M. F. Bastiat. Je pourrais citer d'autres départements; j'ai pris le premier sur la liste. Sans doute, il y a le bénéfice du débitant; mais l'impôt entre pour une proportion considérable dans un tel écart.

On a cherché à prouver des choses si extraordinaires, depuis deux jours, que vraiment je ne serais pas étonné que l'on cherchât à prouver celle-ci, que l'impôt ne nuit à personne, ni au producteur, ni au consommateur. Mais alors imposons tout, non-seulement les vins, mais tous les produits!

Je dis ensuite que l'impôt est d'une perception très-dispendieuse. Je n'invoquerai pas de chiffres pour le prouver; par les chiffres on prouve beaucoup de choses. Quand on avance des chiffrés à cette tribune, on croit leur donner une autorité très-grande en disant: ce sont des chiffres officiels. Mais les chiffres officiels trompent comme les autres; cela dépend de l'emploi qu'on en fait.

Le fait est que, lorsque nous voyons le territoire de la France tout entière couvert d'agents; et d'agents bien rétribués, pour la perception de cet impôt, il est bien permis de croire que cette perception coûté fort cher.

Enfin, nous disons que cet impôt est accompagné, dans sa perception, de formalités vexatoires. C'est un point que les orateurs qui m'ont précédé à cette tribune n'ont pas abordé. Cela ne m'étonne pas, car ils appartiennent tous ou presque tous à des départements qui ne cultivent pas la vigne. S'ils habitaient nos départements, ils sauraient que les griefs des propriétaires de vignes contre l'impôt des boissons sont moins dirigés contre l'impôt lui-même, contre son chiffre, que contre ces formalités gênantes, vexatoires et dangereuses, contre les piéges à chaque instant tendus sous leurs pas. (Approbation à gauche.)

Tout le monde comprend que, lorsque l'on conçut cette pensée si extraordinaire, cette immense utopie, car c'en était une grande alors, d'établir un droit sur la circulation des vins, sans qu'un inventaire préalable eût été fait; tout le monde, dis-je, comprend qu'il a fallu, pour assurer la perception de ce droit, imaginer le code le plus préventif, le plus vexatoire même, car autrement, comment aurait-on fait? Il faut que, chaque fois qu'une pièce de vin circule sur la surface du territoire, il y ait là un employé pour savoir si elle est en règle ou non. Cela ne peut se faire sans une armée d'employés et une foule de vexations, contre lesquelles, je le répète, les contribuables protestent plus encore que contre la taxe elle-même.

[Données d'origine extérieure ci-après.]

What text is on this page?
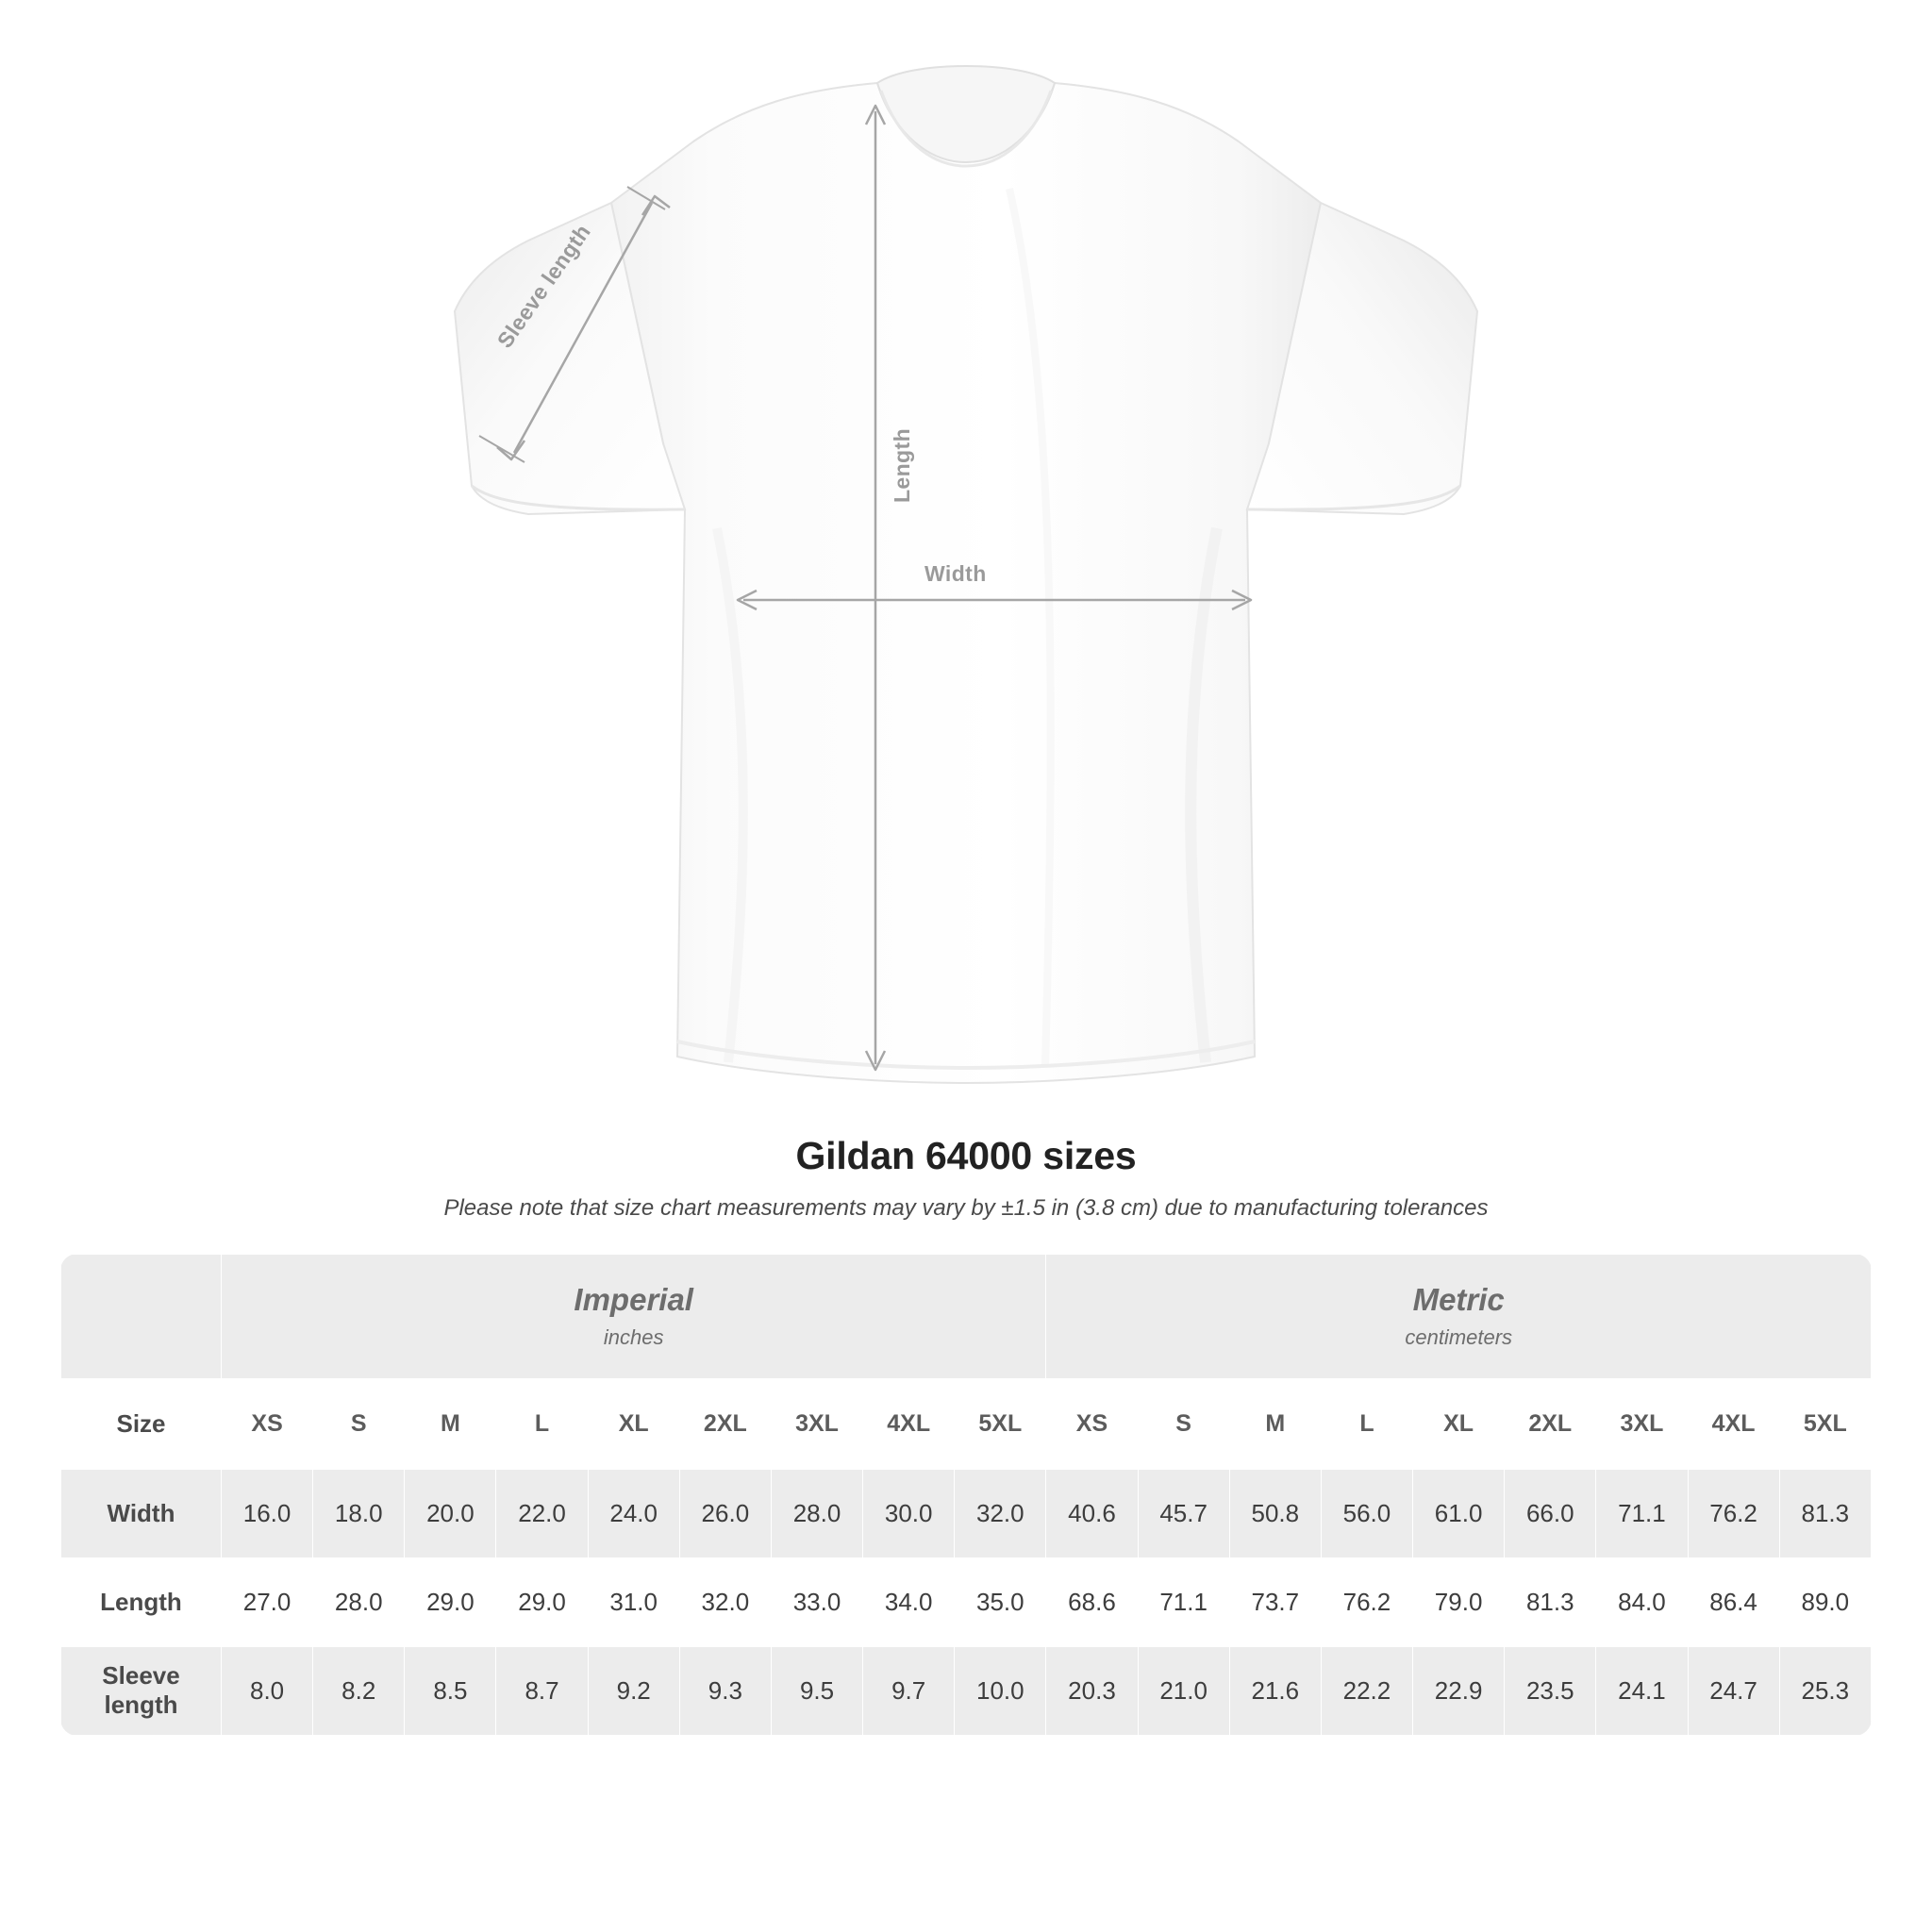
Sleeve length
Length
Width
Gildan 64000 sizes
Please note that size chart measurements may vary by ±1.5 in (3.8 cm) due to manufacturing tolerances

Imperial
inches

Metric
centimeters

Size	XS	S	M	L	XL	2XL	3XL	4XL	5XL	XS	S	M	L	XL	2XL	3XL	4XL	5XL
Width	16.0	18.0	20.0	22.0	24.0	26.0	28.0	30.0	32.0	40.6	45.7	50.8	56.0	61.0	66.0	71.1	76.2	81.3
Length	27.0	28.0	29.0	29.0	31.0	32.0	33.0	34.0	35.0	68.6	71.1	73.7	76.2	79.0	81.3	84.0	86.4	89.0
Sleeve length	8.0	8.2	8.5	8.7	9.2	9.3	9.5	9.7	10.0	20.3	21.0	21.6	22.2	22.9	23.5	24.1	24.7	25.3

L'impôt des boissons a une autre conséquence très-grave que je n'ai pas entendu signaler à cette tribune.

L'impôt des boissons a jeté la perturbation dans ce grand phénomène économique que l'on appelle la division du travail. Autrefois on cultivait les vins dans les terres qui sont propres à cette culture, sur les coteaux, sur les graviers; on cultivait le blé sur les plateaux, dans les plaines, sur les terrains d'alluvion. Au commencement, on avait imaginé l'inventaire; mais ce mode de perception d'impôt souleva tous les propriétaires. Ils invoquèrent le droit de propriété; et, comme ils étaient trois millions, ils furent écoutés. Alors on rejeta le fardeau sur les cabaretiers; et, comme ils n'étaient que trois cent mille, il fut déclaré, en principe, que la propriété de 300,000 hommes n'était pas aussi bien une propriété que celle de trois millions d'hommes, quoique cependant la propriété n'ait, selon moi, qu'un seul principe.

Mais quel fut le résultat pour les propriétaires? je crois que les propriétaires portent eux-mêmes le poids de la faute et de l'injustice qu'ils commirent alors. Comme ils avaient la faveur de consommer leurs produits sans payer de taxe, il arriva que, soit pour se soustraire à la taxe, soit pour se soustraire surtout et avant tout aux formalités et aux risques que cette perception fait courir, les propriétaires des plaines, des alluvions, voulurent tous avoir du vin chez eux pour leur consommation. Dans le département que je représente ici, ou du moins dans une grande partie de ce département, je puis affirmer qu'il n'y a pas une métairie où l'on ne plante assez de vignes pour la consommation de la famille: ces vignes produisent du vin très-mauvais, mais cela offre l'immense avantage d'être délivré de l'intervention des contributions indirectes et de tous les risques qui s'attachent à ses visites.

Ce fait explique, jusqu'à un certain point, l'accroissement que l'on a signalé dans la plantation des vignes. On retourne beaucoup cet accroissement contre les plaintes des propriétaires, qui se prétendent victimes d'une injustice; on a l'air de leur dire: Cette injustice ne compte pas, elle n'est rien, puisqu'on plante des vignes en France.